A combination of a million different things throws my behaviors into high gear, I think... But in all honesty, boredom is probably the number one situation that makes me binge. The last serious binge I remember having, I ate probably 6-8 cups of cereal, two ice cream sandwiches, and a couple of peanut butter and jelly sandwiches. That is an incredible amount of food and I did it because I was bored. I wasn't hungry. I was miserable afterwards. I refuse to purge. I have never been one to purge so I'm stuck with two days worth of food in my stomach until it digests. It's horrible.

My Three Scenarios:
  1. It's late at night and I'm home alone. I'm just relaxing on the couch watching television. I have already eaten dinner, but I want something sweet. "There's a whole bag of sugary sweet cereal in the kitchen. All you have to do is get up and go pour a bowl," Ed tells me. I try to stay strong and say no to Ed, but he eventually talks me into it. I grab one of our enormous cereal bowls and fill it to the rim with children's cereal... like Cap'n Crunch Berries or Lucky Charms or Cocoa Puffs or Apple Jacks... something like that... my bowls are huge and hold probably three to four cups of cereal. After I finish the cereal, Ed says, "Hey, you still have some milk in there... another half a bowl of cereal would use that milk so it won't go to waste." Sometimes I go pour another bowl and sometimes I don't, but Ed talks me into it... even when I don't need it.
  2. I've had a tough day at work. We had a lot of truck rentals and there was just a lot of stuff going on. I don't feel like doing anything... let alone cooking. Before I leave work for the day, I think of things I could eat for dinner. Ed says, "Did you hear? Dominos has half off any pizza right now. You could get a pizza for cheap." I tell Ed that I don't need to go get a pizza, I could go home and make something healthy. Ed says, "But you don't really want to clean the kitchen, cook, and then clean again... you want something easy, you know you do." I eventually cave in and order a large pizza and eat almost the whole thing by myself.

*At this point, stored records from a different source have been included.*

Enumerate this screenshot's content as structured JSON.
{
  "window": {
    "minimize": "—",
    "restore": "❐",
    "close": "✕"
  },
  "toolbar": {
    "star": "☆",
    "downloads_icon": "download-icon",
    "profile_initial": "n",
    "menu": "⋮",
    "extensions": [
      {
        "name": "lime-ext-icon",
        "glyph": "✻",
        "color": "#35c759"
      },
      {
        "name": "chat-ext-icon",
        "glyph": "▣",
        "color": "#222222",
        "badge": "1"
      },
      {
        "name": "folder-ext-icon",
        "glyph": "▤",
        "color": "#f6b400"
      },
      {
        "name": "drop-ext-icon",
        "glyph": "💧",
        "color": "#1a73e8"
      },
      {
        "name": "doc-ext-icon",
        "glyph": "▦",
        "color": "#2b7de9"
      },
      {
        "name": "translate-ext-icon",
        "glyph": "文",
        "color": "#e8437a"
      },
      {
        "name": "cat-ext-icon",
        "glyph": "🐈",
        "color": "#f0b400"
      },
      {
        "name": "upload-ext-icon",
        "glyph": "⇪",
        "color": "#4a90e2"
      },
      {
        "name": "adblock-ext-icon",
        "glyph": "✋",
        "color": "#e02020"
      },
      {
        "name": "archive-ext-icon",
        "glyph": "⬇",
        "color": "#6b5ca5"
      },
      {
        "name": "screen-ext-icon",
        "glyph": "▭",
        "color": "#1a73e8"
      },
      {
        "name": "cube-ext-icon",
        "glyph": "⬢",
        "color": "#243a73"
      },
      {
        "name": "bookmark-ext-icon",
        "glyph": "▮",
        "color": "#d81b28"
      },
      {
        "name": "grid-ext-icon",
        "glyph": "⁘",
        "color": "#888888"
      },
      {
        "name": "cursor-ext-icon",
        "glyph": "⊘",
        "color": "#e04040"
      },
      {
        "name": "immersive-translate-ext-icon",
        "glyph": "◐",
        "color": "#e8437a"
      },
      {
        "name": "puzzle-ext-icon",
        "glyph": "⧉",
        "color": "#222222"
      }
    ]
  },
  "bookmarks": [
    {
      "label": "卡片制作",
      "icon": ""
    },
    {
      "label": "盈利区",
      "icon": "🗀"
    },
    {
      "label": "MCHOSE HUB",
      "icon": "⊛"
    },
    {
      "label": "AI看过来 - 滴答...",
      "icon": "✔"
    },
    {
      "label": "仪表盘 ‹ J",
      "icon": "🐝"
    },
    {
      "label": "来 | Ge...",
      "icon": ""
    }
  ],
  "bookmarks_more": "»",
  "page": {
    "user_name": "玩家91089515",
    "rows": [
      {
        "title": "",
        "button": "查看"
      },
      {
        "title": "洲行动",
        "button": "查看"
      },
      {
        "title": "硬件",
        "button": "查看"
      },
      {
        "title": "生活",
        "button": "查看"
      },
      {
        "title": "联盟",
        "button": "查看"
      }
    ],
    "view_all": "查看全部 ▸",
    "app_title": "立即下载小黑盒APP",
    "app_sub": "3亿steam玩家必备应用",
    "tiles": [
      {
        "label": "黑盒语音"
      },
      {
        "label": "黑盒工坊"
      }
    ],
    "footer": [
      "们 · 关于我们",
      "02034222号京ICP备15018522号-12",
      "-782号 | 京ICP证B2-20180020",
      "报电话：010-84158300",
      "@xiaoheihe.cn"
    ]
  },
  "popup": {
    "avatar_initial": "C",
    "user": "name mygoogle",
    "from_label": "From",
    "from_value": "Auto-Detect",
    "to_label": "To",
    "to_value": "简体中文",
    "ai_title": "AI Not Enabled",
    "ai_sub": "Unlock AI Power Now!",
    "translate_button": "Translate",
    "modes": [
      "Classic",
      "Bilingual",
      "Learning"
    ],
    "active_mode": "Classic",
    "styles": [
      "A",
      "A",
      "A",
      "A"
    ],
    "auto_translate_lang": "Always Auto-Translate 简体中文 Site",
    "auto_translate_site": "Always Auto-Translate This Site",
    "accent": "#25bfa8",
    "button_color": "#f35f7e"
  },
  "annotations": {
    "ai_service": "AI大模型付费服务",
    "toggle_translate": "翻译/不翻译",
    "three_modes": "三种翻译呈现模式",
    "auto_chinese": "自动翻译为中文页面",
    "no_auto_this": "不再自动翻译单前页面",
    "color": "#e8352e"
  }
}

  3. It's a special occasion of some sort and I'm going out to eat at a restaurant with the rest of my family. No one else in my family really has to worry about their weight. Before we go, I google the restaurant and look up the nutrition facts and decide which meal would be the healthiest for me to eat. When I get there, my family is all excited to be eating in public. I guess I should mention that when I was in high school, the anorexic part of Ed wouldn't let me eat in public... So, eating out is special to me too as I used to not be able to do it at all... When I arrive the waitress comes to take my order. Then she asks if we're interested in appetizers. My mind says NO!, but Ed says, "Why don't you wait to see if anyone else is interested in an appetizer. It wouldn't hurt to share something." So, we decide on an appetizer and I imagine it's fattening and greasy like fried mozzarella or something... Then Ed says, "Well, Crystal, since you already blew your diet by eating the fried mozzarella, you might as well order what you really want off the menu... You know you don't want the tilapia with rice... you'd rather have the chicken covered in parmesan cheese and breading with the tortellini on the side." I end up giving into Ed and order the dish I like instead of the dish that keeps me on the diet track.